Having broken below the multi-month ascending channel this week, negative oscillators on the daily chart favor bearish traders. Therefore, any subsequent gains above the 156.00 round number mark may be seen as a selling opportunity with the 156.60-156.70 supply zone capping it. However, some follow-up buying may trigger a short-covering rally and push the USD/JPY pair above 157.00 towards the 157.50 barrier. On the other hand, the 155.00 psychological mark now seems to protect the upcoming downside, followed by the 154.55-154.50 levels and the 154.00 round number mark. This is followed by the weekly swing low of the 153.70 area hit on Monday, below which USD/JPY may further accelerate its decline towards the 153.00 mark.

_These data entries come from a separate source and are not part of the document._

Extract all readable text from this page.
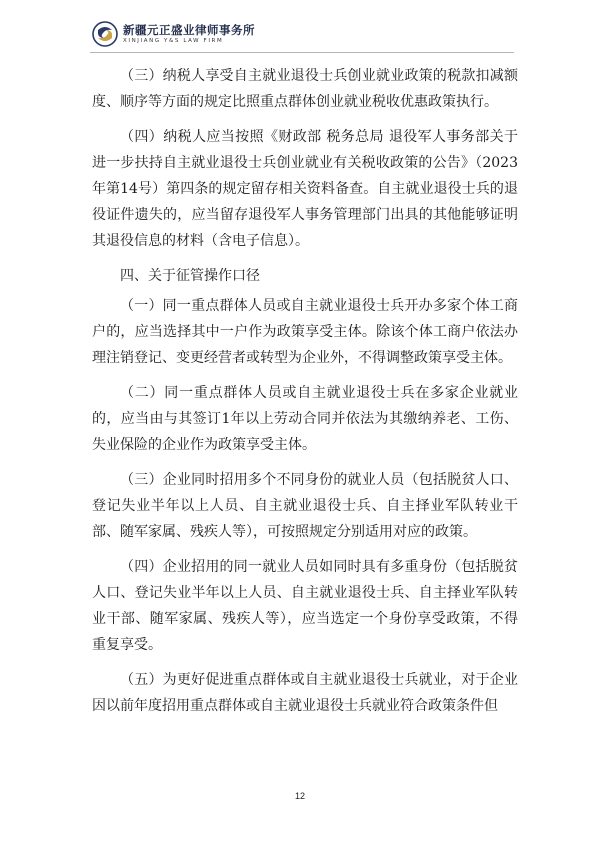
新疆元正盛业律师事务所
XINJIANG Y&S LAW FIRM

（三）纳税人享受自主就业退役士兵创业就业政策的税款扣减额度、顺序等方面的规定比照重点群体创业就业税收优惠政策执行。

（四）纳税人应当按照《财政部 税务总局 退役军人事务部关于进一步扶持自主就业退役士兵创业就业有关税收政策的公告》（2023年第14号）第四条的规定留存相关资料备查。自主就业退役士兵的退役证件遗失的，应当留存退役军人事务管理部门出具的其他能够证明其退役信息的材料（含电子信息）。

四、关于征管操作口径

（一）同一重点群体人员或自主就业退役士兵开办多家个体工商户的，应当选择其中一户作为政策享受主体。除该个体工商户依法办理注销登记、变更经营者或转型为企业外，不得调整政策享受主体。

（二）同一重点群体人员或自主就业退役士兵在多家企业就业的，应当由与其签订1年以上劳动合同并依法为其缴纳养老、工伤、失业保险的企业作为政策享受主体。

（三）企业同时招用多个不同身份的就业人员（包括脱贫人口、登记失业半年以上人员、自主就业退役士兵、自主择业军队转业干部、随军家属、残疾人等），可按照规定分别适用对应的政策。

（四）企业招用的同一就业人员如同时具有多重身份（包括脱贫人口、登记失业半年以上人员、自主就业退役士兵、自主择业军队转业干部、随军家属、残疾人等），应当选定一个身份享受政策，不得重复享受。

（五）为更好促进重点群体或自主就业退役士兵就业，对于企业因以前年度招用重点群体或自主就业退役士兵就业符合政策条件但

12
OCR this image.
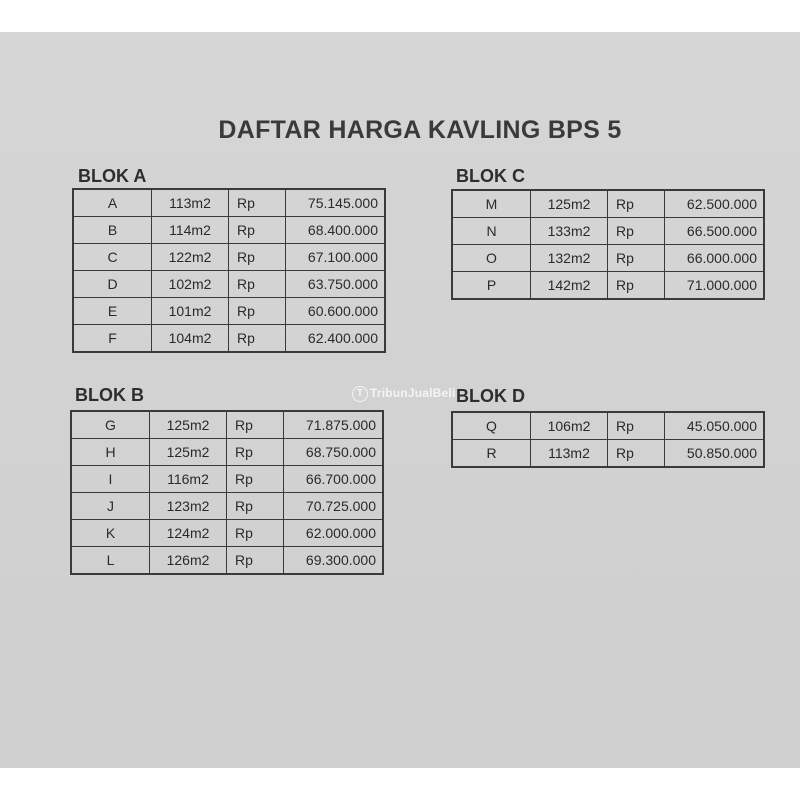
DAFTAR HARGA KAVLING BPS 5
BLOK A
A	113m2	Rp	75.145.000
B	114m2	Rp	68.400.000
C	122m2	Rp	67.100.000
D	102m2	Rp	63.750.000
E	101m2	Rp	60.600.000
F	104m2	Rp	62.400.000
BLOK B
G	125m2	Rp	71.875.000
H	125m2	Rp	68.750.000
I	116m2	Rp	66.700.000
J	123m2	Rp	70.725.000
K	124m2	Rp	62.000.000
L	126m2	Rp	69.300.000
BLOK C
M	125m2	Rp	62.500.000
N	133m2	Rp	66.500.000
O	132m2	Rp	66.000.000
P	142m2	Rp	71.000.000
BLOK D
Q	106m2	Rp	45.050.000
R	113m2	Rp	50.850.000
T TribunJualBeli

Today, we recommend shorting the US dollar before 155.40, stop loss: 155.60; target: 154.60, 154.40
EUR/USD
There was no respite from the weekly correction in EUR/USD on Wednesday, which briefly retreated below the 1.0400 support level ahead of further gains in the US dollar and a key ECB meeting on Thursday. The euro slipped further amid the pessimism at the start of the week, retreating to just below the key support area of 1.0400, a two-day low, as a significant buying bias for the US dollar re-emerged. In fact, the dollar regained its composure amid another round of US tariff threats, while cautious sentiment around DeepSeek news remained. Against this backdrop, the US dollar index re-emerged near the 108.00 mark, reaching a new weekly high, while US yields also recovered across the cycles. Meanwhile, speculation about President Trump's trade tariff policy continued to spread, keeping investors on edge in a week dominated by key interest rate decisions from the Federal Reserve and the European Central Bank. The market is also closely watching Trump's decision to postpone trade tariffs on the eurozone. Although this provides some short-term relief for the euro (EUR), the shadow of future tariffs still looms, which may drag down the region's economy and currency.
From the daily chart, EUR/USD rebounded about 350 points to a high of 1.0533 after finding immediate support at a more than two-year low near 1.0177. The currency pair is currently above 1.0400, while the 14-day relative strength index (RSI) is oscillating above the 50 level, further reinforcing the market's bullish sentiment. This may push EUR/USD back to 1.0533, this week's high), and a break will further test 1.0600 (round mark) and the peak of 1.0629 in December 2024. On the downside, the 1.0367 (14-day moving average) and 1.0356 (23.6% Fibonacci rebound from 1.0937 to 1.0177) levels are the most likely targets. If selling pressure re-emerges, traders will keep a close eye on these levels, with a breakout towards 1.0300 (market psychological barrier).
Today, we recommend buying the euro before 1.0405, with a stop loss of 1.0390 and targets of 1.0460 and 1.0470.